Last year, we ran a competition with the MSC asking medical students to create a teaching session on honesty and integrity. Winner of the competition, Charles Pope, shares his reflections on taking part, and why honesty and integrity are such important values for medical students.
Prior to entering this competition, the teaching I had received on honesty and integrity tended to focus on the big things: case studies of doctors who had stolen controlled drugs, or misled patients with dangerous consequences, or altered records to cover up mistakes. These are all very important and well-publicised examples of dishonesty in practice, but to a group of students just beginning their careers, they all seem (hopefully) irrelevant.
It’s just a little white lie…
So what would medical students find relevant? For me, it’s the little things. The time you’re on placement, tired and tempted to tell a little white lie to get home a bit earlier. Or when you’ve got so much to submit it’d just be easier to make up one patient case. The small dishonesties that appear harmless and in many cases may go undiscovered.
The issue is, the GMC’s guidance is just as relevant for these small, seemingly-innocent mistruths as it is for the big lies. Any decision can have unintended consequences. Any lie can adversely affect patient care, relationships with colleagues, and the reputation of the profession at large. A student may be horrified to find that what they thought was a harmless dishonesty can have very serious disciplinary consequences on them personally.
Come clean or try and get out of trouble?
Hence the teaching session, in which students role-play scenarios of wrongdoing or honest mistakes during a day at clinical placements, and have the opportunity to come clean, or to attempt to lie their way out of trouble. To keep it realistic, I based these scenarios on real life examples, although I’m going to assure any future employers reading that none involved me personally. The outcomes of the students’ decisions are due to a coin flip, to reflect how you can never fully predict how others will respond to your actions.
Given that I’m writing about honesty, I’ll come clean now and admit that the style of the session was not entirely original; it was inspired by the popular tabletop game Dungeons and Dragons, in which players also role-play as characters in a fictional setting, make decisions and rely on random chance to determine outcomes. While role-playing games like D&D traditionally focus on battling monsters and finding treasure, their structures can easily be adapted for more everyday tasks like taking blood and getting signed off as competent to demonstrate inhaler technique. With simulation being used more frequently to teach clinical skills and management of acute medical scenarios, I wonder if role-playing games could be used to explore ethical topics.
Encouraging honesty and integrity
I’ve had the opportunity to present the session, both to educators at a conference, and to medical students at my university. In our discussions, the students identified additional common examples of opportunities for honesty or dishonesty that I hadn’t considered. We also spoke about systems in place that seem to make dishonest behaviour the easier and quicker option; an example was the issue of gaining official permission for a day off placement, requiring several forms, emails and proof of a valid reason, as opposed to simply not turning up and playing the odds that no one will miss you.

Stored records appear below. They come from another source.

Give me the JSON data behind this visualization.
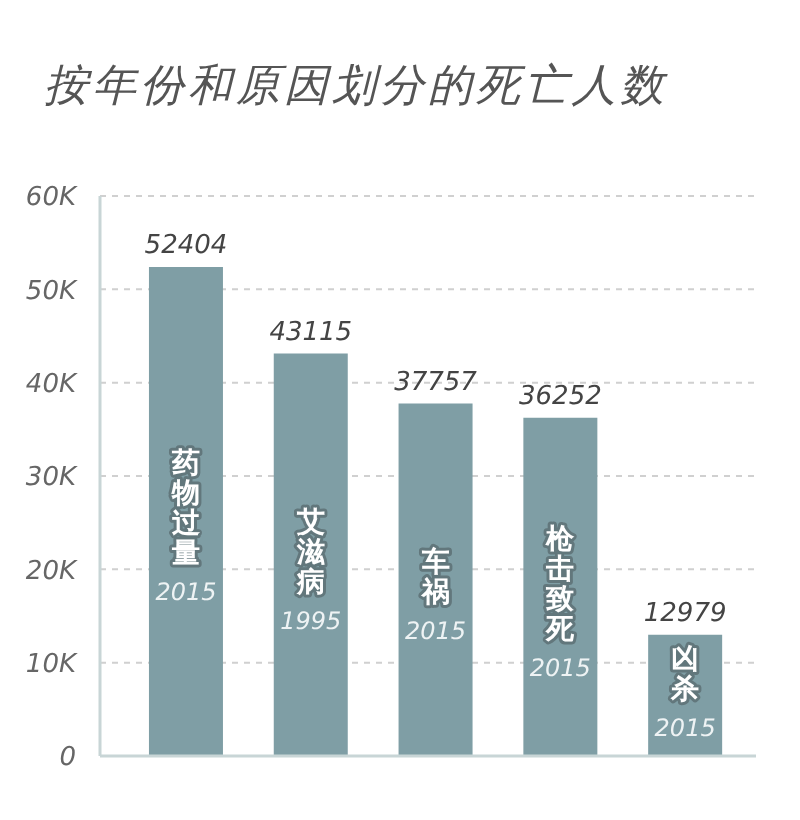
{
  "chart_data": {
    "type": "bar",
    "title": "按年份和原因划分的死亡人数",
    "categories": [
      "药物过量",
      "艾滋病",
      "车祸",
      "枪击致死",
      "凶杀"
    ],
    "values": [
      52404,
      43115,
      37757,
      36252,
      12979
    ],
    "color": "#7f9ea5",
    "ylim": [
      0,
      60000
    ],
    "yticks": [
      0,
      {
        "value": 10000,
        "label": "10K"
      },
      {
        "value": 20000,
        "label": "20K"
      },
      {
        "value": 30000,
        "label": "30K"
      },
      {
        "value": 40000,
        "label": "40K"
      },
      {
        "value": 50000,
        "label": "50K"
      },
      {
        "value": 60000,
        "label": "60K"
      }
    ],
    "grid": "y",
    "data_labels": true,
    "annotations": [
      "2015",
      "1995",
      "2015",
      "2015",
      "2015"
    ]
  }
}
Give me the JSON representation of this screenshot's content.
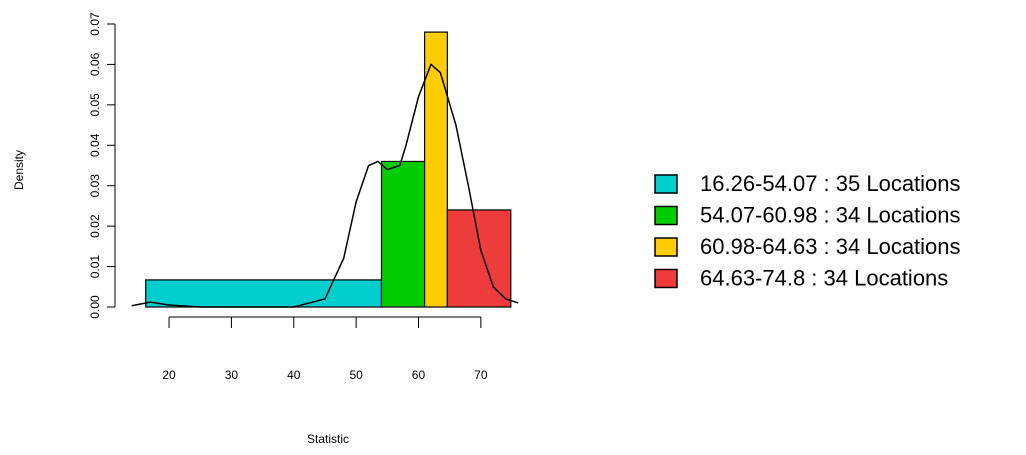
{
  "chart_data": {
    "type": "histogram",
    "x_label": "Statistic",
    "y_label": "Density",
    "bins": [
      16.26,
      54.07,
      60.98,
      64.63,
      74.8
    ],
    "values": [
      0.0067,
      0.036,
      0.068,
      0.024
    ],
    "colors": [
      "#00cdcd",
      "#00cd00",
      "#ffcd00",
      "#ee3b3b"
    ],
    "legend": [
      "16.26-54.07 : 35 Locations",
      "54.07-60.98 : 34 Locations",
      "60.98-64.63 : 34 Locations",
      "64.63-74.8 : 34 Locations"
    ],
    "density_curve": {
      "color": "#000000",
      "x": [
        14,
        17,
        20,
        25,
        40,
        45,
        48,
        50,
        52,
        53.5,
        55,
        57,
        58,
        60,
        62,
        63.5,
        66,
        68,
        70,
        72,
        74,
        76
      ],
      "y": [
        0.0003,
        0.0012,
        0.0005,
        0,
        0,
        0.002,
        0.012,
        0.026,
        0.035,
        0.036,
        0.034,
        0.035,
        0.04,
        0.052,
        0.06,
        0.058,
        0.045,
        0.03,
        0.014,
        0.005,
        0.002,
        0.001
      ]
    },
    "xlim": [
      13.9,
      77.4
    ],
    "ylim": [
      0,
      0.07
    ],
    "xticks": [
      20,
      30,
      40,
      50,
      60,
      70
    ],
    "yticks": [
      {
        "value": 0,
        "label": "0.00"
      },
      0.01,
      0.02,
      0.03,
      0.04,
      0.05,
      0.06,
      0.07
    ]
  }
}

In today’s culture of quality improvement, I think there’s scope for looking at addressing these systems, so there are fewer barriers for individuals being honest. This would require open and non-judgemental dialogue between educators and students, and I’d be very pleased if my teaching session could be useful as an ice-breaker.
This competition has made me think a lot about a topic that I hadn’t hugely considered beforehand, and I hope it helps other students on their journey to being good doctors. I’m very much looking forward to putting what I’ve learnt into my clinical practice this year!
Charles Pope is a final-year medical student at Cardiff University. He graduates in July and is hoping to continue with the Foundation Programme in Wales.